Card

Predicted risk of lung cancer based on the UK Biobank risk prediction model

This repository provides Stata code to calculate the predicted risk of
lung cancer based on supplied information and the UK Biobank risk
prediction model.

How to use this code

You will need a copy of Stata, version 12 or higher, with the
user-written commands stpm2 and rcsgen installed (ssc install stpm2, ssc install rcsgen). Open stata
and change directory to the root of this repository. Running

do predict_lca_risk.do

will calculate the predicted risk of lung cancer.
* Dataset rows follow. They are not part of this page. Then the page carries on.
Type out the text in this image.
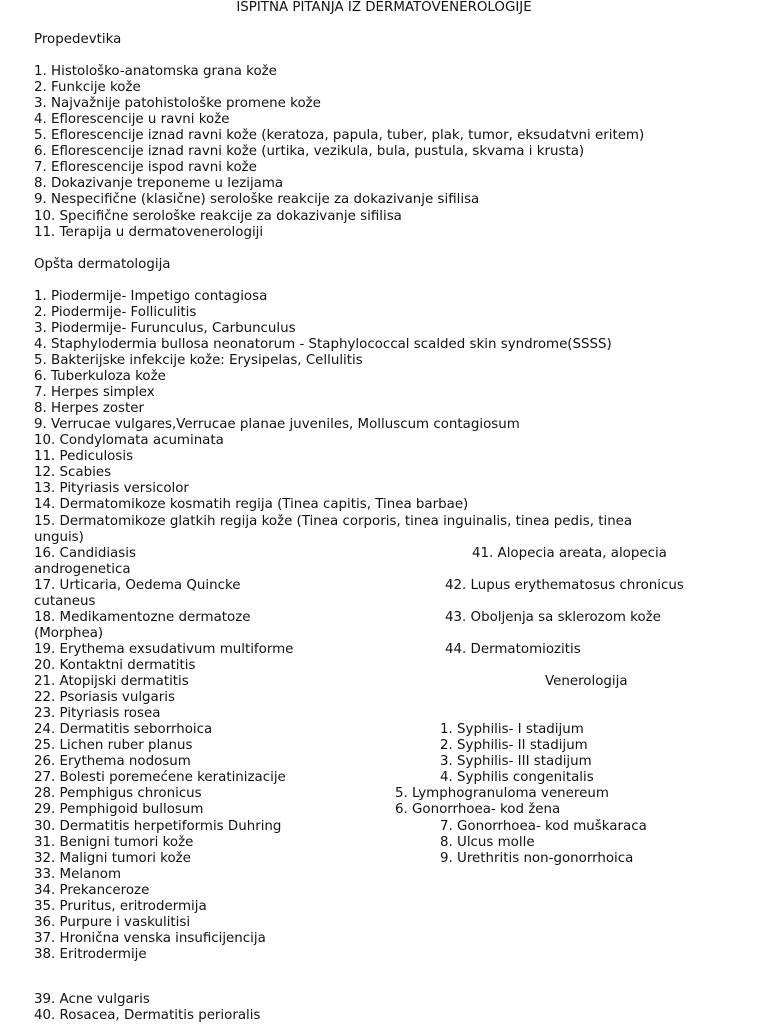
ISPITNA PITANJA IZ DERMATOVENEROLOGIJE
Propedevtika
1. Histološko-anatomska grаna kože
2. Funkcije kože
3. Najvažnije patohistološke promene kože
4. Eflorescencije u ravni kože
5. Eflorescencije iznad ravni kože (keratoza, papula, tuber, plak, tumor, eksudatvni eritem)
6. Eflorescencije iznad ravni kože (urtika, vezikula, bula, pustula, skvama i krusta)
7. Eflorescencije ispod ravni kože
8. Dokazivanje treponeme u lezijama
9. Nespecifične (klasične) serološke reakcije za dokazivanje sifilisa
10. Specifične serološke reakcije za dokazivanje sifilisa
11. Terapija u dermatovenerologiji
Opšta dermatologija
1. Piodermije- Impetigo contagiosa
2. Piodermije- Folliculitis
3. Piodermije- Furunculus, Carbunculus
4. Staphylodermia bullosa neonatorum - Staphylococcal scalded skin syndrome(SSSS)
5. Bakterijske infekcije kože: Erysipelas, Cellulitis
6. Tuberkuloza kože
7. Herpes simplex
8. Herpes zoster
9. Verrucae vulgares,Verrucae planae juveniles, Molluscum contagiosum
10. Condylomata acuminata
11. Pediculosis
12. Scabies
13. Pityriasis versicolor
14. Dermatomikoze kosmatih regija (Tinea capitis, Tinea barbae)
15. Dermatomikoze glatkih regija kože (Tinea corporis, tinea inguinalis, tinea pedis, tinea
unguis)
16. Candidiasis	41. Alopecia areata, alopecia
androgenetica
17. Urticaria, Oedema Quincke	42. Lupus erythematosus chronicus
cutaneus
18. Medikamentozne dermatoze	43. Oboljenja sa sklerozom kože
(Morphea)
19. Erythema exsudativum multiforme	44. Dermatomiozitis
20. Kontaktni dermatitis
21. Atopijski dermatitis	Venerologija
22. Psoriasis vulgaris
23. Pityriasis rosea
24. Dermatitis seborrhoica	1. Syphilis- I stadijum
25. Lichen ruber planus	2. Syphilis- II stadijum
26. Erythema nodosum	3. Syphilis- III stadijum
27. Bolesti poremećene keratinizacije	4. Syphilis congenitalis
28. Pemphigus chronicus	5. Lymphogranuloma venereum
29. Pemphigoid bullosum	6. Gonorrhoea- kod žena
30. Dermatitis herpetiformis Duhring	7. Gonorrhoea- kod muškaraca
31. Benigni tumori kože	8. Ulcus molle
32. Maligni tumori kože	9. Urethritis non-gonorrhoica
33. Melanom
34. Prekanceroze
35. Pruritus, eritrodermija
36. Purpure i vaskulitisi
37. Hronična venska insuficijencija
38. Eritrodermije
39. Acne vulgaris
40. Rosacea, Dermatitis perioralis
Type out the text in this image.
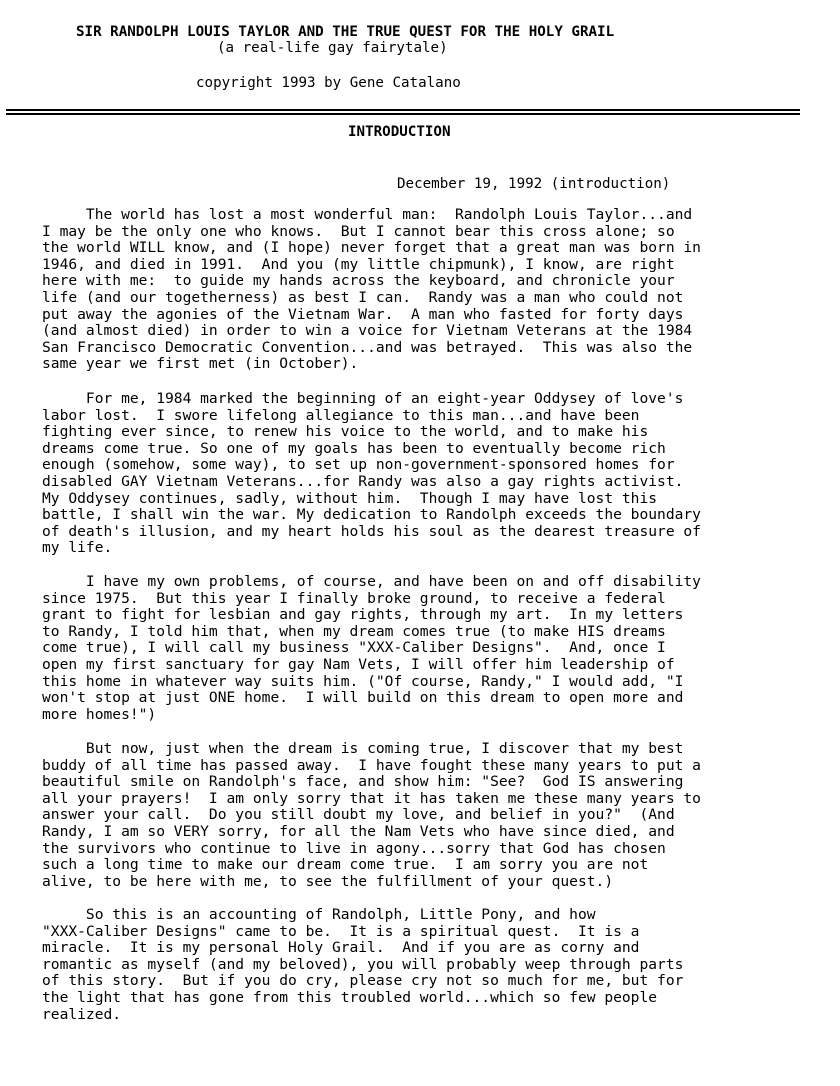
SIR RANDOLPH LOUIS TAYLOR AND THE TRUE QUEST FOR THE HOLY GRAIL
(a real-life gay fairytale)
copyright 1993 by Gene Catalano
INTRODUCTION
December 19, 1992 (introduction)
The world has lost a most wonderful man:  Randolph Louis Taylor...and
I may be the only one who knows.  But I cannot bear this cross alone; so
the world WILL know, and (I hope) never forget that a great man was born in
1946, and died in 1991.  And you (my little chipmunk), I know, are right
here with me:  to guide my hands across the keyboard, and chronicle your
life (and our togetherness) as best I can.  Randy was a man who could not
put away the agonies of the Vietnam War.  A man who fasted for forty days
(and almost died) in order to win a voice for Vietnam Veterans at the 1984
San Francisco Democratic Convention...and was betrayed.  This was also the
same year we first met (in October).
For me, 1984 marked the beginning of an eight-year Oddysey of love's
labor lost.  I swore lifelong allegiance to this man...and have been
fighting ever since, to renew his voice to the world, and to make his
dreams come true. So one of my goals has been to eventually become rich
enough (somehow, some way), to set up non-government-sponsored homes for
disabled GAY Vietnam Veterans...for Randy was also a gay rights activist.
My Oddysey continues, sadly, without him.  Though I may have lost this
battle, I shall win the war. My dedication to Randolph exceeds the boundary
of death's illusion, and my heart holds his soul as the dearest treasure of
my life.
I have my own problems, of course, and have been on and off disability
since 1975.  But this year I finally broke ground, to receive a federal
grant to fight for lesbian and gay rights, through my art.  In my letters
to Randy, I told him that, when my dream comes true (to make HIS dreams
come true), I will call my business "XXX-Caliber Designs".  And, once I
open my first sanctuary for gay Nam Vets, I will offer him leadership of
this home in whatever way suits him. ("Of course, Randy," I would add, "I
won't stop at just ONE home.  I will build on this dream to open more and
more homes!")
But now, just when the dream is coming true, I discover that my best
buddy of all time has passed away.  I have fought these many years to put a
beautiful smile on Randolph's face, and show him: "See?  God IS answering
all your prayers!  I am only sorry that it has taken me these many years to
answer your call.  Do you still doubt my love, and belief in you?"  (And
Randy, I am so VERY sorry, for all the Nam Vets who have since died, and
the survivors who continue to live in agony...sorry that God has chosen
such a long time to make our dream come true.  I am sorry you are not
alive, to be here with me, to see the fulfillment of your quest.)
So this is an accounting of Randolph, Little Pony, and how
"XXX-Caliber Designs" came to be.  It is a spiritual quest.  It is a
miracle.  It is my personal Holy Grail.  And if you are as corny and
romantic as myself (and my beloved), you will probably weep through parts
of this story.  But if you do cry, please cry not so much for me, but for
the light that has gone from this troubled world...which so few people
realized.
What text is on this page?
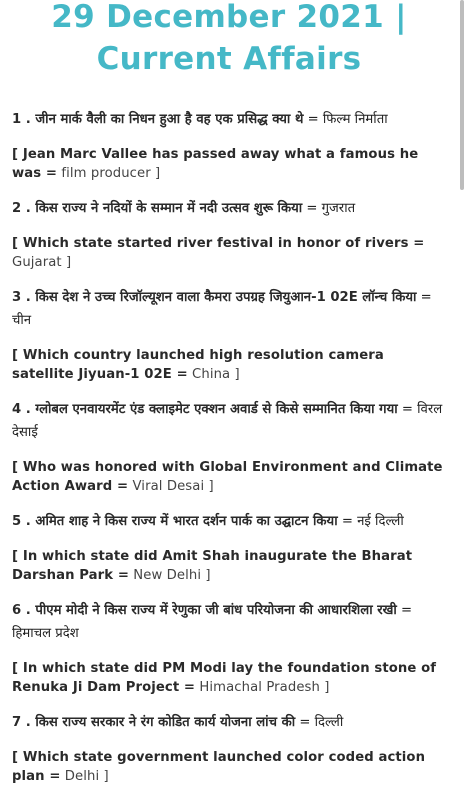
29 December 2021 |
Current Affairs
1 . जीन मार्क वैली का निधन हुआ है वह एक प्रसिद्ध क्या थे = फिल्म निर्माता
[ Jean Marc Vallee has passed away what a famous he was = film producer ]
2 . किस राज्य ने नदियों के सम्मान में नदी उत्सव शुरू किया = गुजरात
[ Which state started river festival in honor of rivers = Gujarat ]
3 . किस देश ने उच्च रिजॉल्यूशन वाला कैमरा उपग्रह जियुआन-1 02E लॉन्च किया = चीन
[ Which country launched high resolution camera satellite Jiyuan-1 02E = China ]
4 . ग्लोबल एनवायरमेंट एंड क्लाइमेट एक्शन अवार्ड से किसे सम्मानित किया गया = विरल देसाई
[ Who was honored with Global Environment and Climate Action Award = Viral Desai ]
5 . अमित शाह ने किस राज्य में भारत दर्शन पार्क का उद्घाटन किया = नई दिल्ली
[ In which state did Amit Shah inaugurate the Bharat Darshan Park = New Delhi ]
6 . पीएम मोदी ने किस राज्य में रेणुका जी बांध परियोजना की आधारशिला रखी = हिमाचल प्रदेश
[ In which state did PM Modi lay the foundation stone of Renuka Ji Dam Project = Himachal Pradesh ]
7 . किस राज्य सरकार ने रंग कोडित कार्य योजना लांच की = दिल्ली
[ Which state government launched color coded action plan = Delhi ]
By default this will
take covariate information from the file 'input.csv', calculate the
2-year cumulative probability of lung cancer for each record therein,
and save the results in the file 'output.csv'. These default input,
output, and time-horizons can be changed by editing the parameters in
the configuration block at the beginning of the file
'predict_lca_risk.do'.

Input specification

The input file must be an ASCII plain text CSV file, and must contain
the following variables:

variable name description type valid values
age age in years real [40,70]
smoke_stat smoking status integer 0 (never smoker), 1 (former smoker), 2 (current smoker)
male male sex integer 0 (female), 1 (male)
previous_cancer Previously diagnosed with an invasive cancer integer 0 (no), 1 (yes)
fhist_lungca one or more first-degree relatives who have been diagnosed with lung cancer integer 0 (no), 1 (yes)
emph_bronch history of emphysema or bronchitis integer 0 (no), 1 (yes)
allergy history of hayfever, allergic rhinitis, or eczema integer 0 (no), 1 (yes)
fev1_max forced expiratory volume in one second (FEV1) real [0.5,10]
smkfmr_quitage for former smokers only, the age at which they quit real less than current age
ncig for current and former smokers only, the average number of cigarettes smoked per day real (0,80]
stop1day_easy for current smokers only, how difficult would it be to not smoke for one day integer 0 (difficult or very difficult), 1 (easy or very easy)

Other variables can be included in the input file, but they are
ignored by the program.

Output file

The output file contains the same variables as the input file, with
the addition of the variable 'cif_lung' which contains the predicted
probability (Cumulative Incidence Function evaluated at a given time
horizon) for each input observation.